Have `requestExists` to return `True` if a worker is working on a request, or have workers to stop working on dead requests

fpco / libraries

FP Complete libraries mega-repo

2 stars 0 forks source link

Have `requestExists` to return `True` if a worker is working on a request, or have workers to stop working on dead requests #176

Closed bitonic closed 8 years ago

bitonic commented 8 years ago

The current scenario can happen:

A request is submitted
A worker starts working on it
The request expires while the worker is working on it
Clients won't be able to wait on the response because the request is gone

It would be nice if requests did not expire while a worker is working on them.

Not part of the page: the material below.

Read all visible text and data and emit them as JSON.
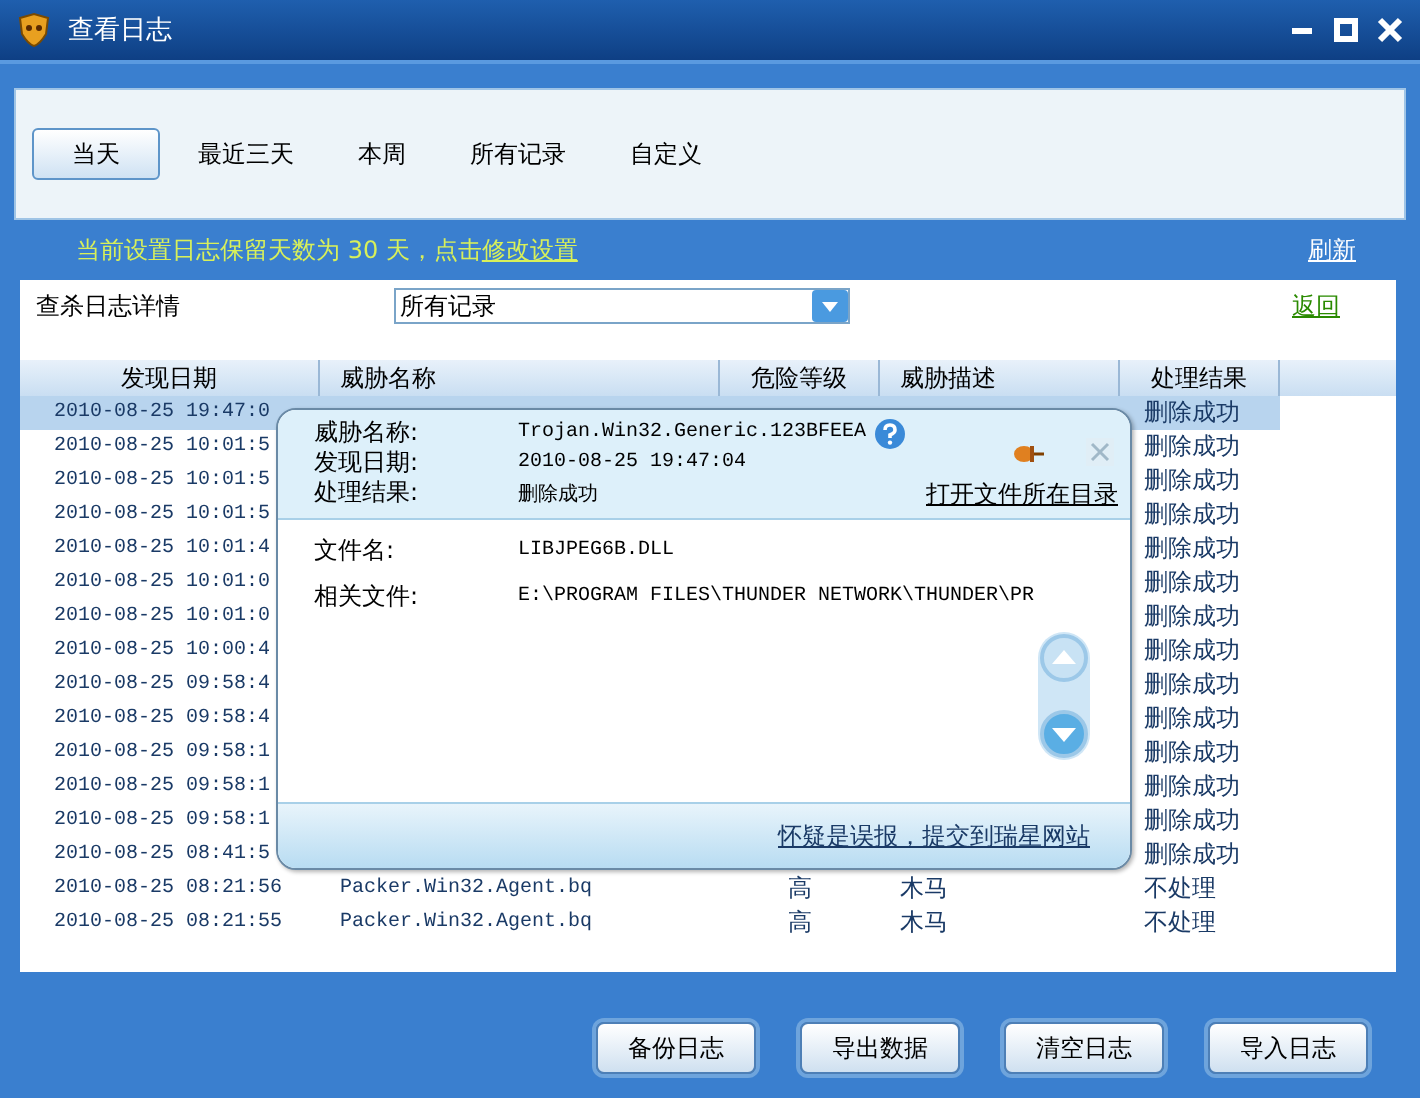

bitonic commented 8 years ago

Alternatively, we should have workers to stop working on dead requests. However, it's not very easy to do that with the current design.

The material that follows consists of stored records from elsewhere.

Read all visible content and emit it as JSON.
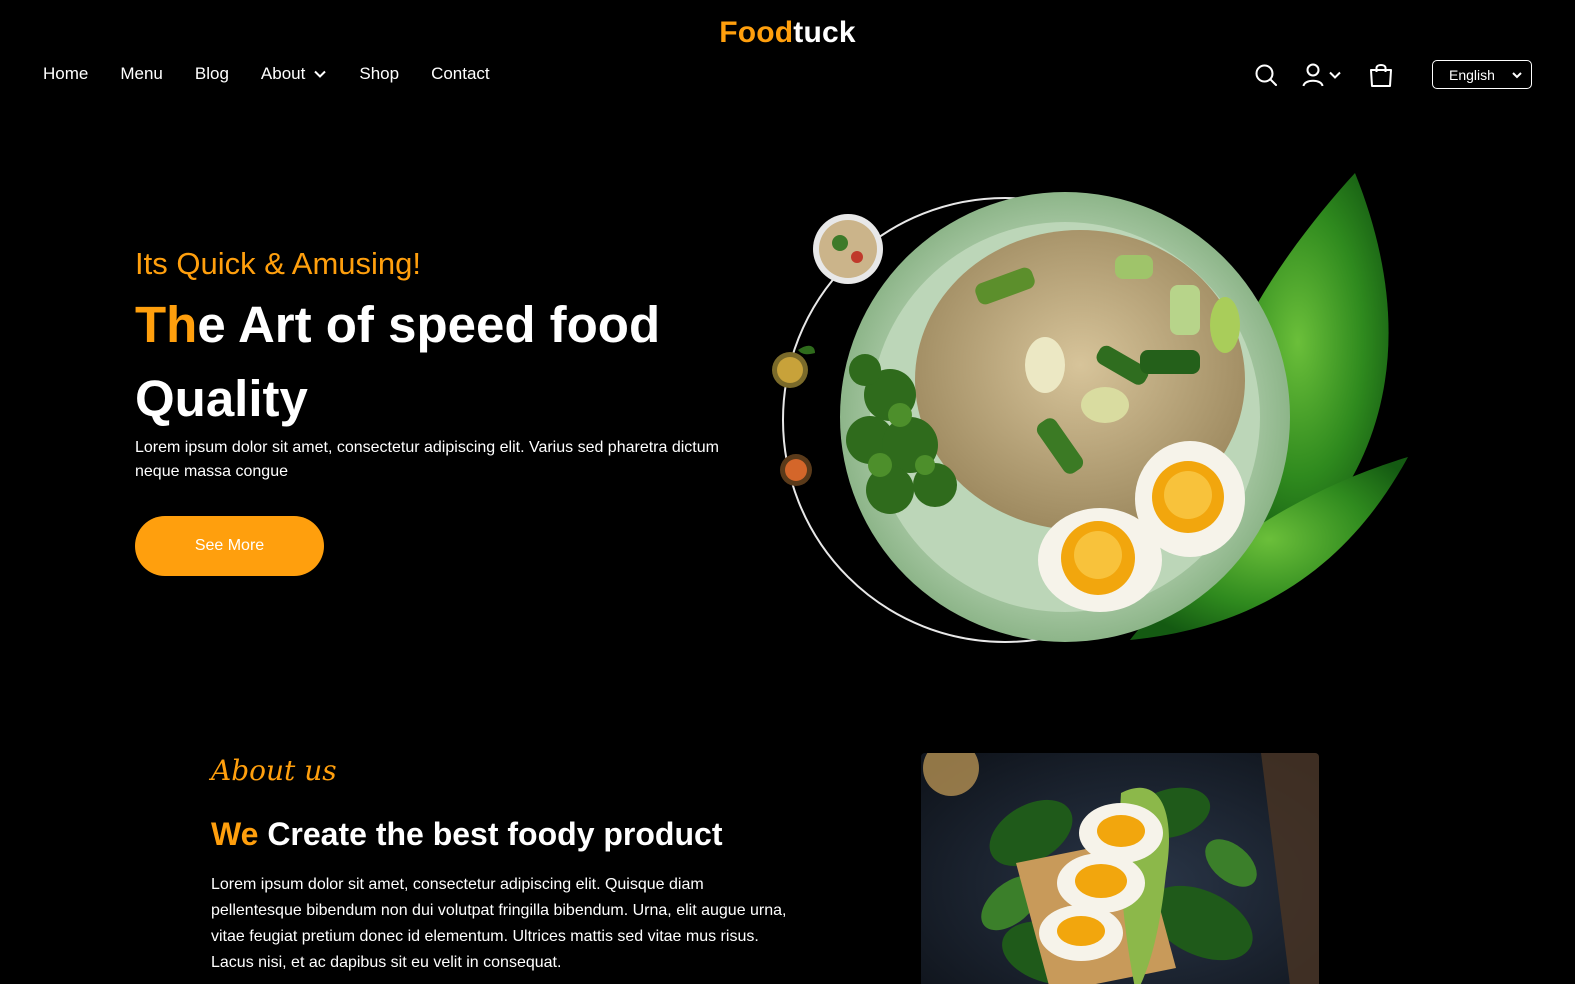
{
  "header": {
    "logo_accent": "Food",
    "logo_rest": "tuck",
    "nav": [
      {
        "label": "Home"
      },
      {
        "label": "Menu"
      },
      {
        "label": "Blog"
      },
      {
        "label": "About"
      },
      {
        "label": "Shop"
      },
      {
        "label": "Contact"
      }
    ],
    "language": "English",
    "icons": [
      "search-icon",
      "user-icon",
      "chevron-down-icon",
      "shopping-bag-icon"
    ]
  },
  "hero": {
    "eyebrow": "Its Quick & Amusing!",
    "title_accent": "Th",
    "title_rest": "e Art of speed food Quality",
    "description": "Lorem ipsum dolor sit amet, consectetur adipiscing elit. Varius sed pharetra dictum neque massa congue",
    "cta": "See More"
  },
  "about": {
    "eyebrow": "About us",
    "title_accent": "We",
    "title_rest": " Create the best foody product",
    "description": "Lorem ipsum dolor sit amet, consectetur adipiscing elit. Quisque diam pellentesque bibendum non dui volutpat fringilla bibendum. Urna, elit augue urna, vitae feugiat pretium donec id elementum. Ultrices mattis sed vitae mus risus. Lacus nisi, et ac dapibus sit eu velit in consequat."
  },
  "colors": {
    "accent": "#ff9f0d",
    "background": "#000000",
    "text": "#ffffff"
  }
}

kantp commented 8 years ago

The workers already check periodically if the job got cancelled manually. I guess we could add

periodically checking if the request is still in the database, or has expired
or, periodically update the time to live while working on the job.

bitonic commented 8 years ago

Yes, I think that's probably the way to go, but the second option is kind of hard because we'd have to guarantee to always bump the TTL "in time", to avoid spurious cancels.

I think the best thing to do, for now, is to just have it to check if the request data is still there, and stop working if it isn't.

kantp commented 8 years ago

I've put some more thought into this, because I like option 2 better, and I think I have a design that is simple enough:

(optional) Before reading the request data, the worker bumps its TTL.
While working on the job, we update the TTL of the request data periodically. The time between updates should be a fraction of the jqcRequestExpiry.
If we fail to update the TTL at any time, we stop working on the job.

Step 1. prevents us from picking up a job that will expire immediately. Step 2. ensures that the job will not expire while we're working on it and have a connection to the database. Step 3. is a fall-back to option 1 (stop working on expired requests), in case the job does expire for some reason (if, for example, we didn't update the TTL quickly enough).

Step 1. is optional, because Step 3. makes the result of picking up a job that immediately expires harmless.

bitonic commented 8 years ago

I think trying to bump the TTL might be a good idea, but it can be seen as something on top of the existence check implemented in #177 , and as a "nice to have" rather than a guarantee, since it's going to be tricky to guarantee that the request key is not expired. So I'd go for merging #177 first, and then implement improvements on top of it.

kantp commented 8 years ago

You're right.

Also, not updating gives us a guarantee we won't block resources indefinitely on non-terminating jobs.